The NSW Premier said that while there is still a right to protest in NSW, “everyone has a right to be free from racial vilification, incitement to violence, actual violence or racism on the streets”.
The unauthorised protest planned for Sunday is still set to go ahead despite attempts to shut it down by NSW Police following anti-Semitic chants at a similar protest on Monday night.
“Obviously, I‘m concerned about the assembly on Sunday,” Mr Minns told the media on Friday.
“I’m hoping it’s done peacefully and I’m hoping that the organisers and the participants at that assembly prove me wrong and we can get through the weekend in a peaceful way.”
Mr Minns had a grim warning for Sydneysiders if the scenes on Monday were repeated on the weekend.
“That would be ruinous for Sydney‘s sense of cohesion, our multicultural, multi-faith community, we couldn’t have those scenes again and police have got every right to protect and ensure that those scenes aren’t repeated over the weekend,” he said.
Police plan to use “extraordinary powers” to search protesters without reason and demand they identify themselves on request.
“We intend to search people that we believe are likely to protest or have shown an interest in protesting, based on the fact that weapons and flares, the experiences of Monday night,” acting commissioner David Hudson said.
“We will also be demanding they provide us with their identity.
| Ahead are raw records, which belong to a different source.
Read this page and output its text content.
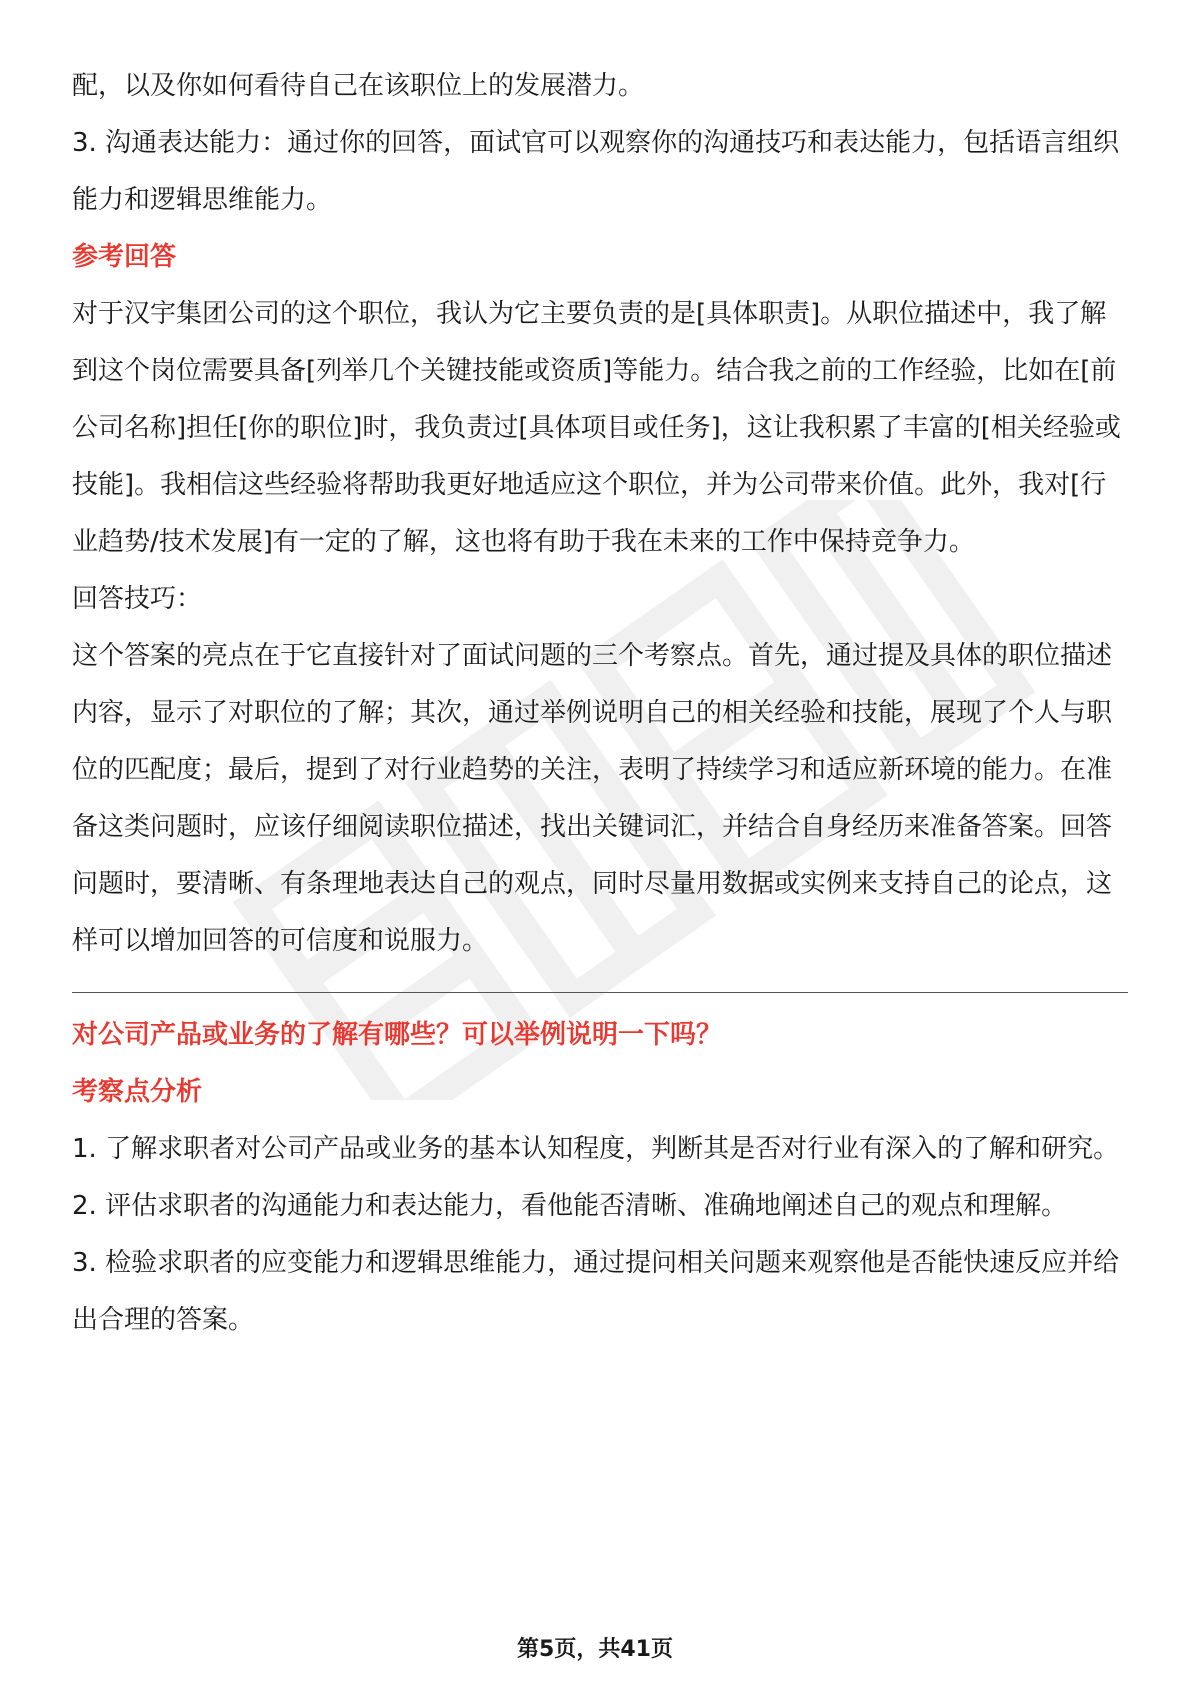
配，以及你如何看待自己在该职位上的发展潜力。

3. 沟通表达能力：通过你的回答，面试官可以观察你的沟通技巧和表达能力，包括语言组织能力和逻辑思维能力。

参考回答

对于汉宇集团公司的这个职位，我认为它主要负责的是[具体职责]。从职位描述中，我了解到这个岗位需要具备[列举几个关键技能或资质]等能力。结合我之前的工作经验，比如在[前公司名称]担任[你的职位]时，我负责过[具体项目或任务]，这让我积累了丰富的[相关经验或技能]。我相信这些经验将帮助我更好地适应这个职位，并为公司带来价值。此外，我对[行业趋势/技术发展]有一定的了解，这也将有助于我在未来的工作中保持竞争力。

回答技巧：

这个答案的亮点在于它直接针对了面试问题的三个考察点。首先，通过提及具体的职位描述内容，显示了对职位的了解；其次，通过举例说明自己的相关经验和技能，展现了个人与职位的匹配度；最后，提到了对行业趋势的关注，表明了持续学习和适应新环境的能力。在准备这类问题时，应该仔细阅读职位描述，找出关键词汇，并结合自身经历来准备答案。回答问题时，要清晰、有条理地表达自己的观点，同时尽量用数据或实例来支持自己的论点，这样可以增加回答的可信度和说服力。

对公司产品或业务的了解有哪些？可以举例说明一下吗？

考察点分析

1. 了解求职者对公司产品或业务的基本认知程度，判断其是否对行业有深入的了解和研究。

2. 评估求职者的沟通能力和表达能力，看他能否清晰、准确地阐述自己的观点和理解。

3. 检验求职者的应变能力和逻辑思维能力，通过提问相关问题来观察他是否能快速反应并给出合理的答案。

第5页，共41页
So that they cannot disguise themselves in the crowd … without fear of retribution.”
Throughout the week, Mr Minns fiercely condemned the actions of pro-Palestinian protesters involved Monday’s rally.
“To have some people celebrate atrocious indiscriminate killing and kidnapping in Israel is appalling,” he said.
“This is the opposite of the dynamic multicultural community we want in NSW and Australia.”
Dozens of Islamic community groups have called on the government to “end the double standards” and acknowledge the loss of Palestinian lives in the conflict.
A joint letter from 41 groups rejected the “one-sided portrayal of the Palestinian issue in Australia” and condemned all “calls and incitement to violence and hatred of any people”, including anti-Semitic, anti-Muslim or Islamophobic attitudes.
“Enough is enough. The voice of Australian Muslims and proponents of justice for all people will no longer be silenced on the matter of Palestine,“ the letter said.
Mr Minns defended his and police attempts to shut down Sunday‘s protests, saying that NSW was facing calls for violence not seen at other pro-Palestine protests.
“Other states didn‘t see what we saw on Monday night in Sydney and the decision that the NSW Police backed by the NSW government has not been done in isolation… it’s been done on the back of what was a protest that went wrong,” he said.
“And I don‘t think anyone not even the organizers of the protest can claim that it was a success. It was not peaceful.”
He vowed that there would be “no tolerance for racial vilification on Sydney streets”.
Mr Minns called the snap press conference after three men were arrested for allegedly performing a Nazi salute outside Sydney’s Jewish Museum.
Officers were called to Darlinghurst Road in Darlinghurst shortly before midday on Friday where they arrested three men.
NSW Police have not yet revealed the details about the incident but police cars have lined the streets outside the museum.
“While there is no ongoing risk to the public Darlinghurst Road remains closed the public to ongoing inquiries,” a NSW Police spokesperson said.
It’s understood there were no threats of violence involved in the incident.